Single by Lupe Fiasco featuring Jill Scott

from the album Lupe Fiasco's Food & Liquor
- Released: September 11, 2006
- Recorded: 2006
- Genre: Hip hop
- Length: 3:55
- Label: 1st & 15th; Atlantic;
- Songwriters: Wasalu Jaco; Sylveer Van Holme; Dave Mackay; Raymond Vincent; Craig Kallman;
- Producer: Kallman

Lupe Fiasco singles chronology
| "I Gotcha" (2006) | "Daydreamin'" (2006) | "The Emperor's Soundtrack" (2007) |

Jill Scott singles chronology
| "The Fact Is (I Need You)" (2006) | "Daydreamin'" (2006) | "Hate on Me" (2007) |

Audio sample
- file; help;

Music video
- "Darydreamin" on YouTube

= Daydreamin' (Lupe Fiasco song) =

"Daydreamin'" is the third single taken from Lupe Fiasco's album Lupe Fiasco's Food & Liquor (2006) and features soul singer Jill Scott. The song won Best Urban/Alternative Performance at the 50th Annual Grammy Awards, earning Fiasco his first Grammy and Scott's third.

==Background==
The single is based on a sample of Daydream in Blue by I Monster (which itself is a cover, the original being written by The Wallace Collection). The song's lyrics depict an adventure being experienced through the eyes of a robot. The song's lyrics are also a critique of pop culture, especially of the current state of hip hop music.

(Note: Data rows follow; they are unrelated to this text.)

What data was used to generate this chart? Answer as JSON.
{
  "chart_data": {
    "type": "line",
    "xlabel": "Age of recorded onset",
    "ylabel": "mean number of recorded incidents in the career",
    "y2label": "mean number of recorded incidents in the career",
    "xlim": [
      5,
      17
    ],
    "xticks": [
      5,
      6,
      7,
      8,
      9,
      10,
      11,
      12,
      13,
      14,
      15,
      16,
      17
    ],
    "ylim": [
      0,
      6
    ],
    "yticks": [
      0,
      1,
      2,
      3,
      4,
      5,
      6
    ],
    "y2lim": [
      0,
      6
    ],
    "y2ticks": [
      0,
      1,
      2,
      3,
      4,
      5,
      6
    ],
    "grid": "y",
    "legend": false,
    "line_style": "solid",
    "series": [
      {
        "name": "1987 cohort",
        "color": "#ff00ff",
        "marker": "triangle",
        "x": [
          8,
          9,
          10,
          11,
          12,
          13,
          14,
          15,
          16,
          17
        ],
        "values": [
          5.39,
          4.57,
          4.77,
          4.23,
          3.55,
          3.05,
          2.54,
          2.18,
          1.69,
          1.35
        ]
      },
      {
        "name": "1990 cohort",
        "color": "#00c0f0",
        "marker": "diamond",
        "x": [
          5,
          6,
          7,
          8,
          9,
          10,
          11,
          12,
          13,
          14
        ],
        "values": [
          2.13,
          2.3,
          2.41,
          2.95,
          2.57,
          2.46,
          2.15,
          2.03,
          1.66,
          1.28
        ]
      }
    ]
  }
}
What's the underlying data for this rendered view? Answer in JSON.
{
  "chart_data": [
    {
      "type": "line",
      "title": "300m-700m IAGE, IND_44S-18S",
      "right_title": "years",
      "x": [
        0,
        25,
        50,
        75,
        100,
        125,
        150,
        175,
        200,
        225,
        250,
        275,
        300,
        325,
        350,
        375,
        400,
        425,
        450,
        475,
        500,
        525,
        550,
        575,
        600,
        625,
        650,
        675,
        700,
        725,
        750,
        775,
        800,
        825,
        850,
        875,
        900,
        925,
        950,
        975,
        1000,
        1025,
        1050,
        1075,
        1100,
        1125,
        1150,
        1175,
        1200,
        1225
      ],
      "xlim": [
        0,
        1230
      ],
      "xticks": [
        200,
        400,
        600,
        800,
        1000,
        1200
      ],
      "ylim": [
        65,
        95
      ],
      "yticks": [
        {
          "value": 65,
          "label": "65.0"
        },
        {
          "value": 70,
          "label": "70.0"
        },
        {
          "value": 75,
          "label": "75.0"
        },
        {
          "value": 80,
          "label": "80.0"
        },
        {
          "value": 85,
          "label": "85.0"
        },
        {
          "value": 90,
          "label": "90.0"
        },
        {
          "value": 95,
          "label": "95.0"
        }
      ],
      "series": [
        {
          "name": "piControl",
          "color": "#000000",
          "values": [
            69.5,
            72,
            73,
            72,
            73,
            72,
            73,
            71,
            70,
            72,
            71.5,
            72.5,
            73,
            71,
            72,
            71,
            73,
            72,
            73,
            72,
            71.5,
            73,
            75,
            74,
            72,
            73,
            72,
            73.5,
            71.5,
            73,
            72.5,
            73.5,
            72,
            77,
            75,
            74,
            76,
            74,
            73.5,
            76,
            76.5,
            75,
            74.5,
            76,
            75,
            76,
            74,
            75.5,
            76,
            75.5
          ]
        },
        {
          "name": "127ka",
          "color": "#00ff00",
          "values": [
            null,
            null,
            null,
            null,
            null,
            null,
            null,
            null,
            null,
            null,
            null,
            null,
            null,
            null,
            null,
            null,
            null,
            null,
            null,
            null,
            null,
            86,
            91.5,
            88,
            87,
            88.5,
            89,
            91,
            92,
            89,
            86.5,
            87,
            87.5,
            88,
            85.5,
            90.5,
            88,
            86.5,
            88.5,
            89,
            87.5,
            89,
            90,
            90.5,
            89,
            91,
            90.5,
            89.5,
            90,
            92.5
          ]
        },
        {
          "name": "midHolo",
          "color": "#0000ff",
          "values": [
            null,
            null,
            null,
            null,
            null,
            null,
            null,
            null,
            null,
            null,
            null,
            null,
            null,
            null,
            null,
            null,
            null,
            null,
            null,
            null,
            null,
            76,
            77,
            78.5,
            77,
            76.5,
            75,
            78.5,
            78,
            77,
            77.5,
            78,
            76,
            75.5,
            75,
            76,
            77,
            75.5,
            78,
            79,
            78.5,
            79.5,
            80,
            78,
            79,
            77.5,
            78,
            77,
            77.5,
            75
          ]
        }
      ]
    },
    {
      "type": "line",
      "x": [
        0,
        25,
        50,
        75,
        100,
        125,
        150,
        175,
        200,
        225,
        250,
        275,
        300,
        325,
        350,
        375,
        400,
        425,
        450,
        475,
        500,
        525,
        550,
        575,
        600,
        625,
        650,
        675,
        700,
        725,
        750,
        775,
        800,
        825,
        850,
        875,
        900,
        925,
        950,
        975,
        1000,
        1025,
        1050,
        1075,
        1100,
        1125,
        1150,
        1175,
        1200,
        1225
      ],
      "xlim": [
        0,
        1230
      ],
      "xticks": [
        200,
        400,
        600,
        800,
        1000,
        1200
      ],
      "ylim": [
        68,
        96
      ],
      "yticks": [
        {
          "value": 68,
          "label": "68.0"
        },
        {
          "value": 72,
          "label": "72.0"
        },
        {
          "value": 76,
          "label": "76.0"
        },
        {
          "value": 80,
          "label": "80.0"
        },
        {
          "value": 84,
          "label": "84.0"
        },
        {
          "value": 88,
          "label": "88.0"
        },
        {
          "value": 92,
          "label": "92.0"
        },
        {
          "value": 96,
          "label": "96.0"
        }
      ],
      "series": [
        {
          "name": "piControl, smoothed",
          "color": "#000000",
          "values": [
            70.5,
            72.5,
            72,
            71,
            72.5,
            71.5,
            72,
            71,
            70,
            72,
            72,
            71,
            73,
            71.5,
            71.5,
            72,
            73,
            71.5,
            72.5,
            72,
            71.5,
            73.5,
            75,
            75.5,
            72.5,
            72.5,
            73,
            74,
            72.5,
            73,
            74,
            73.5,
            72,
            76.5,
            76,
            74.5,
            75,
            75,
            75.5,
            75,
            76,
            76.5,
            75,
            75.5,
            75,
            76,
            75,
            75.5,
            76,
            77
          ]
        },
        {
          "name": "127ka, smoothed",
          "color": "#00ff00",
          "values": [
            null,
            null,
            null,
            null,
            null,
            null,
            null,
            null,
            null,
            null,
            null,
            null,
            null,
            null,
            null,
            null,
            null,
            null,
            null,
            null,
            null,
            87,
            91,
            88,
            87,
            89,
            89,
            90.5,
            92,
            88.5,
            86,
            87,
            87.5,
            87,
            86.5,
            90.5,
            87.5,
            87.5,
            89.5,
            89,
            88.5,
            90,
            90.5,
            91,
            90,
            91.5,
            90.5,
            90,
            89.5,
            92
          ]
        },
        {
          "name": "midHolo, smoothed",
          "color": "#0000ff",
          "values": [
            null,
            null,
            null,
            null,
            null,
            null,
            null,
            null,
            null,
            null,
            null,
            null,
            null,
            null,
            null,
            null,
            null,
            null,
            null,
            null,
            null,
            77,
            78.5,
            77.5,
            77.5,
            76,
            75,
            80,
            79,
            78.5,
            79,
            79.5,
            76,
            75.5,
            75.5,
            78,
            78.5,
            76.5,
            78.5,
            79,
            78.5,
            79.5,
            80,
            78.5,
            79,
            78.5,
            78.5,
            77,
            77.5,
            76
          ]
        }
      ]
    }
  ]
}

The song was released in the UK and US on September 11, 2006; however, a download-only version was available one week earlier and charted at #46 (without any physical sales).

In 2008 "Daydreamin'" won the Grammy Award for Best Urban/Alternative Performance. It was ranked the best rap song of 2006 by many publications. "Daydreamin'" featured in a 2008 AT&T commercial for a Samsung phone.

In January 2022, Lupe Fiasco revealed that producer & CEO of Atlantic Records Craig Kallman forced the song onto Fiasco's Food and Liquor album "or it wasn't coming out". Fiasco also revealed that he receives no royalties or revenue from the Grammy-winning song.

==Music video==
A music video was created for the song; it shows Lupe Fiasco at a record store, where he meets and befriends a robot. Jill Scott is shown in a video projected on the wall, singing with a flower in her hair in a manner reminiscent of Billie Holiday.

==Remixes==
Young Buck did a freestyle remix over the instrumental to this song, and is the first track, featured on G-Unit Radio Pt. 24: The Clean Up Man.

Chamillionaire made a remix on his Mixtape Messiah 7.

==Track listings==

- CD: 1
1. "Daydreamin'" (featuring Jill Scott)
2. "Kick, Push" (remix) (featuring Pharrell)

- CD: 2
3. "Daydreamin'" (featuring Jill Scott)
4. "Kick, Push" (remix) (featuring Pharrell)
5. "Daydreamin'" (Video)

- 12" Vinyl
6. "Daydreamin'" (radio edit) (featuring Jill Scott)
7. "Daydreamin'" (instrumental)
8. "Daydreamin'" (album version) (featuring Jill Scott)
9. "Theme Music to a Drive-By"

==Charts==
The song was not a major success on the Billboard charts, but it did begin to pick up steam on the digital download charts, peaking at #26 on the iTunes hip-hop/rap charts and #32 on the Amazon hip-hop/rap charts as of May 1, 2008.

| Chart (2006) | Peak position |
|---|---|
| Australia (ARIA) | 40 |
| Denmark Airplay (Tracklisten) | 1 |
| Ireland (IRMA) | 37 |
| UK Singles (Official Charts) | 25 |
| UK Hip Hop/R&B (Official Charts) | 11 |
| US Hot R&B/Hip-Hop Songs (Billboard) | 63 |

==Certifications==

| Region | Certification | Certified units/sales |
| United States (RIAA) | Platinum | 1,000,000^{‡} |
^{‡} Sales+streaming figures based on certification alone.

==In popular culture==
A further remixed version is used in the 2016 episode "eps2.0_unm4sk-pt1.tc" in Season 2 of the series Mr. Robot.